To weight uncommon words with more importance, you can use TF-IDF, which stands for Text Frequency * Inverse Document Frequency.

Using TF-IDF, the output value of each word $i$ in document $j$ becomes:

$w_{i,j} = \frac{\text{times word \textit{i} appears in document \textit{j}}}{\text{times word \textit{i} appears in all documents}}$

To implement TF-IDF, first build a vocabulary dictionary that maps words to number of appearances in all documents. I’m adding more examples to the corpus below to illustrate the effects of TF-IDF:

def build_tfidf_vocabulary(corpus):
vocabulary = dict()
for document in corpus:
for word in document.split(' '):
if word not in vocabulary:
vocabulary[word] = 0
vocabulary[word] += 1
return vocabulary

vocabulary = build_tfidf_vocabulary([
'the quick brown fox jumps over the lazy dog',
'waxy and quivering jocks fumble the pizza',
'few quips galvanized the mock jury box',
'the quick onyx goblin jumps over the lazy dwarf',
])

print(vocabulary)
{'the': 6, 'quick': 2, 'brown': 1, 'fox': 1, 'jumps': 2, 'over': 2, 'lazy': 2, 'dog': 1, 'waxy': 1, 'and': 1, 'quivering': 1, 'jocks': 1, 'fumble': 1, 'pizza': 1, 'few': 1, 'quips': 1, 'galvanized': 1, 'mock': 1, 'jury': 1, 'box': 1, 'onyx': 1, 'goblin': 1, 'dwarf': 1}


Then to transform input documents, we can re-use the vocabulary builder to get the counts just for the document in question:

def tfidf_transform(vocabulary, document):
# Initialize a vector of zeros.
output = [0] * len(vocabulary)

document_vocab = build_tfidf_vocabulary([document])

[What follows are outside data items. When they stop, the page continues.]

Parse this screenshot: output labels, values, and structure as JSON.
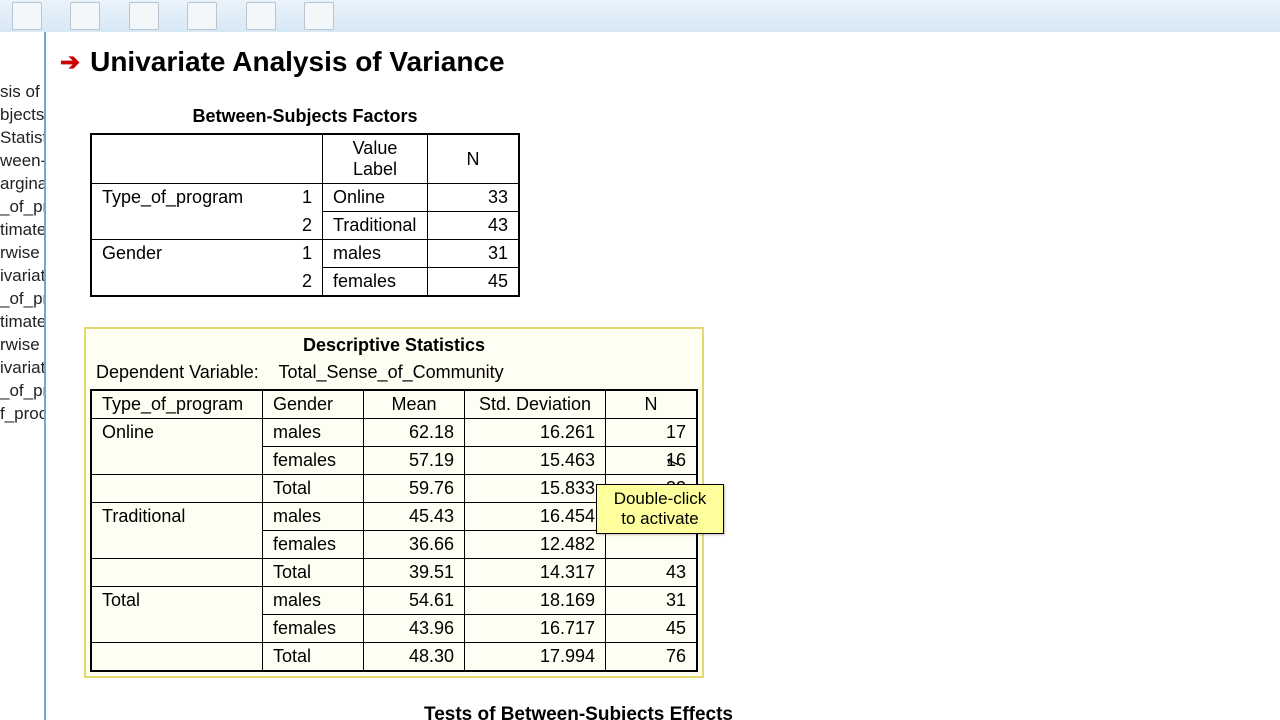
{
  "title": "Univariate Analysis of Variance",
  "outline_items": [
    "sis of V",
    "",
    "",
    "bjects",
    "Statisti",
    "ween-",
    "arginal",
    "",
    "_of_pr",
    "",
    "timate",
    "rwise",
    "ivariat",
    "_of_pr",
    "",
    "timate",
    "rwise",
    "ivariat",
    "_of_pr",
    "",
    "f_proc"
  ],
  "factors": {
    "caption": "Between-Subjects Factors",
    "headers": {
      "value_label": "Value Label",
      "n": "N"
    },
    "rows": [
      {
        "factor": "Type_of_program",
        "level": "1",
        "label": "Online",
        "n": "33"
      },
      {
        "factor": "",
        "level": "2",
        "label": "Traditional",
        "n": "43"
      },
      {
        "factor": "Gender",
        "level": "1",
        "label": "males",
        "n": "31"
      },
      {
        "factor": "",
        "level": "2",
        "label": "females",
        "n": "45"
      }
    ]
  },
  "descriptives": {
    "caption": "Descriptive Statistics",
    "dep_label": "Dependent Variable:",
    "dep_var": "Total_Sense_of_Community",
    "headers": {
      "c1": "Type_of_program",
      "c2": "Gender",
      "mean": "Mean",
      "sd": "Std. Deviation",
      "n": "N"
    },
    "rows": [
      {
        "c1": "Online",
        "c2": "males",
        "mean": "62.18",
        "sd": "16.261",
        "n": "17"
      },
      {
        "c1": "",
        "c2": "females",
        "mean": "57.19",
        "sd": "15.463",
        "n": "16"
      },
      {
        "c1": "",
        "c2": "Total",
        "mean": "59.76",
        "sd": "15.833",
        "n": "33"
      },
      {
        "c1": "Traditional",
        "c2": "males",
        "mean": "45.43",
        "sd": "16.454",
        "n": ""
      },
      {
        "c1": "",
        "c2": "females",
        "mean": "36.66",
        "sd": "12.482",
        "n": ""
      },
      {
        "c1": "",
        "c2": "Total",
        "mean": "39.51",
        "sd": "14.317",
        "n": "43"
      },
      {
        "c1": "Total",
        "c2": "males",
        "mean": "54.61",
        "sd": "18.169",
        "n": "31"
      },
      {
        "c1": "",
        "c2": "females",
        "mean": "43.96",
        "sd": "16.717",
        "n": "45"
      },
      {
        "c1": "",
        "c2": "Total",
        "mean": "48.30",
        "sd": "17.994",
        "n": "76"
      }
    ]
  },
  "tooltip": "Double-click to activate",
  "tests_caption": "Tests of Between-Subjects Effects"
}
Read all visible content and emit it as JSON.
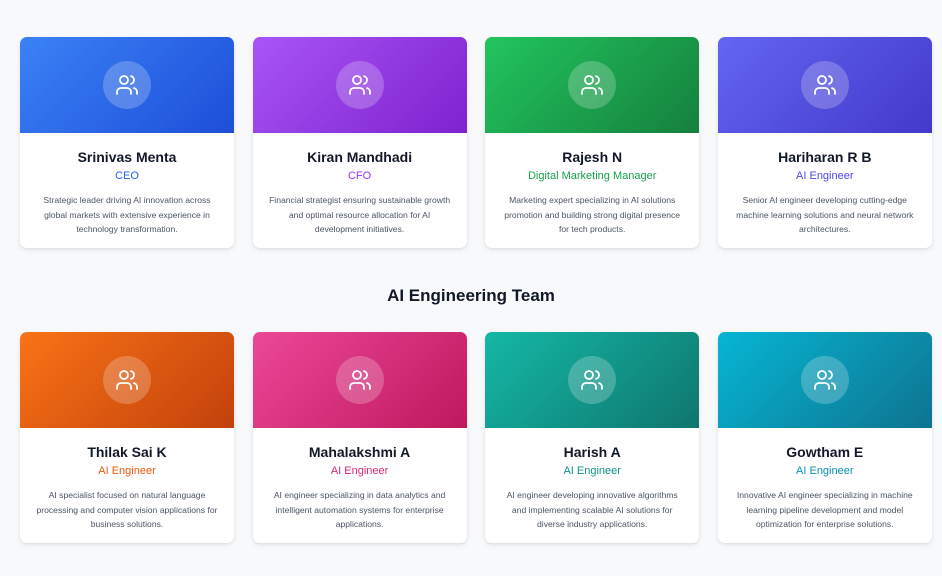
{
  "leadership": [
    {
      "name": "Srinivas Menta",
      "role": "CEO",
      "description": "Strategic leader driving AI innovation across global markets with extensive experience in technology transformation.",
      "gradient": [
        "#3b82f6",
        "#1d4ed8"
      ],
      "role_color": "#2563eb",
      "icon": "users-icon"
    },
    {
      "name": "Kiran Mandhadi",
      "role": "CFO",
      "description": "Financial strategist ensuring sustainable growth and optimal resource allocation for AI development initiatives.",
      "gradient": [
        "#a855f7",
        "#7e22ce"
      ],
      "role_color": "#9333ea",
      "icon": "users-icon"
    },
    {
      "name": "Rajesh N",
      "role": "Digital Marketing Manager",
      "description": "Marketing expert specializing in AI solutions promotion and building strong digital presence for tech products.",
      "gradient": [
        "#22c55e",
        "#15803d"
      ],
      "role_color": "#16a34a",
      "icon": "users-icon"
    },
    {
      "name": "Hariharan R B",
      "role": "AI Engineer",
      "description": "Senior AI engineer developing cutting-edge machine learning solutions and neural network architectures.",
      "gradient": [
        "#6366f1",
        "#4338ca"
      ],
      "role_color": "#4f46e5",
      "icon": "users-icon"
    }
  ],
  "section_title": "AI Engineering Team",
  "engineering": [
    {
      "name": "Thilak Sai K",
      "role": "AI Engineer",
      "description": "AI specialist focused on natural language processing and computer vision applications for business solutions.",
      "gradient": [
        "#f97316",
        "#c2410c"
      ],
      "role_color": "#ea580c",
      "icon": "users-icon"
    },
    {
      "name": "Mahalakshmi A",
      "role": "AI Engineer",
      "description": "AI engineer specializing in data analytics and intelligent automation systems for enterprise applications.",
      "gradient": [
        "#ec4899",
        "#be185d"
      ],
      "role_color": "#db2777",
      "icon": "users-icon"
    },
    {
      "name": "Harish A",
      "role": "AI Engineer",
      "description": "AI engineer developing innovative algorithms and implementing scalable AI solutions for diverse industry applications.",
      "gradient": [
        "#14b8a6",
        "#0f766e"
      ],
      "role_color": "#0d9488",
      "icon": "users-icon"
    },
    {
      "name": "Gowtham E",
      "role": "AI Engineer",
      "description": "Innovative AI engineer specializing in machine learning pipeline development and model optimization for enterprise solutions.",
      "gradient": [
        "#06b6d4",
        "#0e7490"
      ],
      "role_color": "#0891b2",
      "icon": "users-icon"
    }
  ]
}
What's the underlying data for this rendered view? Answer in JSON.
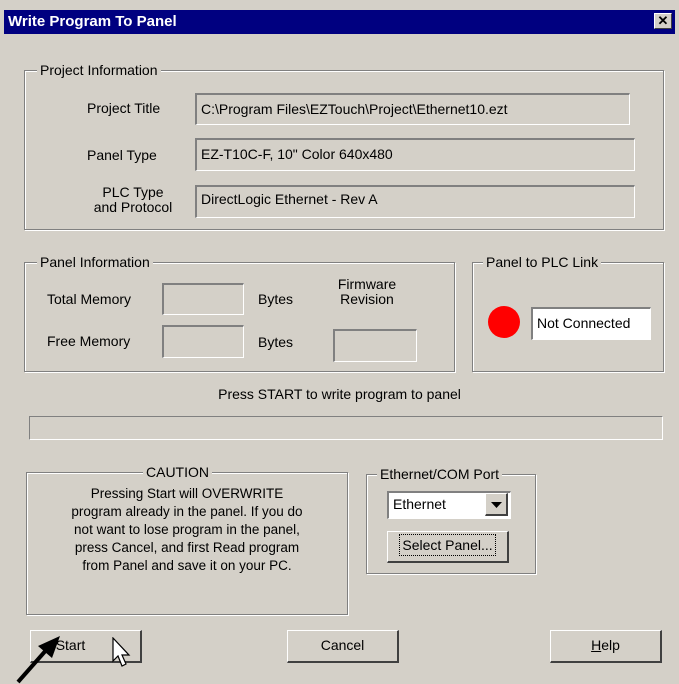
{
  "window": {
    "title": "Write Program To Panel",
    "close_glyph": "✕"
  },
  "project_info": {
    "legend": "Project Information",
    "title_label": "Project Title",
    "title_value": "C:\\Program Files\\EZTouch\\Project\\Ethernet10.ezt",
    "panel_type_label": "Panel Type",
    "panel_type_value": "EZ-T10C-F, 10\" Color 640x480",
    "plc_type_label_1": "PLC Type",
    "plc_type_label_2": "and Protocol",
    "plc_type_value": "DirectLogic  Ethernet - Rev A"
  },
  "panel_info": {
    "legend": "Panel Information",
    "total_memory_label": "Total Memory",
    "total_memory_value": "",
    "total_bytes_unit": "Bytes",
    "free_memory_label": "Free Memory",
    "free_memory_value": "",
    "free_bytes_unit": "Bytes",
    "firmware_label_1": "Firmware",
    "firmware_label_2": "Revision",
    "firmware_value": ""
  },
  "plc_link": {
    "legend": "Panel to PLC Link",
    "status": "Not Connected",
    "status_color": "#ff0000"
  },
  "status_message": "Press START to write program to panel",
  "progress_percent": 0,
  "caution": {
    "legend": "CAUTION",
    "lines": [
      "Pressing Start will OVERWRITE",
      "program already in the panel. If you do",
      "not want to lose program in the panel,",
      "press Cancel, and first Read program",
      "from Panel and save it on your PC."
    ]
  },
  "port": {
    "legend": "Ethernet/COM Port",
    "selected": "Ethernet",
    "select_panel_label": "Select Panel..."
  },
  "buttons": {
    "start": "Start",
    "cancel": "Cancel",
    "help_first": "H",
    "help_rest": "elp"
  },
  "colors": {
    "title_bar": "#000080",
    "face": "#d4d0c8"
  },
  "icons": {
    "dropdown": "dropdown-arrow-icon",
    "cursor": "mouse-pointer-icon",
    "arrow": "annotation-arrow-icon"
  }
}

for i, word in enumerate(vocabulary.keys()):
if word in document_vocab:
output[i] = document_vocab[word] / vocabulary[word]

# Normalize output vector so all values sum to 1.
output = [num / sum(output) for num in output]
return output

transformed_vector = tfidf_transform(
vocabulary, 'the quick brown fox jumps over the lazy dog')

for i in range(len(vocabulary)):
print(list(vocabulary.keys())[i], f'{transformed_vector[i]:.2f}')

Outputs:

the 0.06
quick 0.09
brown 0.19
fox 0.19
jumps 0.09
over 0.09
lazy 0.09
dog 0.19
waxy 0.00
and 0.00
quivering 0.00
jocks 0.00
fumble 0.00
pizza 0.00
few 0.00
quips 0.00
galvanized 0.00
mock 0.00
jury 0.00
box 0.00
onyx 0.00
goblin 0.00
dwarf 0.00


Notice how brown, fox, and dog are rewarded for being unique only to the input document, and jumps and lazy are lower, since they appear in more documents.

# A Final Note on Tokenization

One part that’s been oversimplified in this post is text tokenization, or breaking words apart. Using input.split(' ') in this post is an oversimplification. In practice, you might use something like nltk.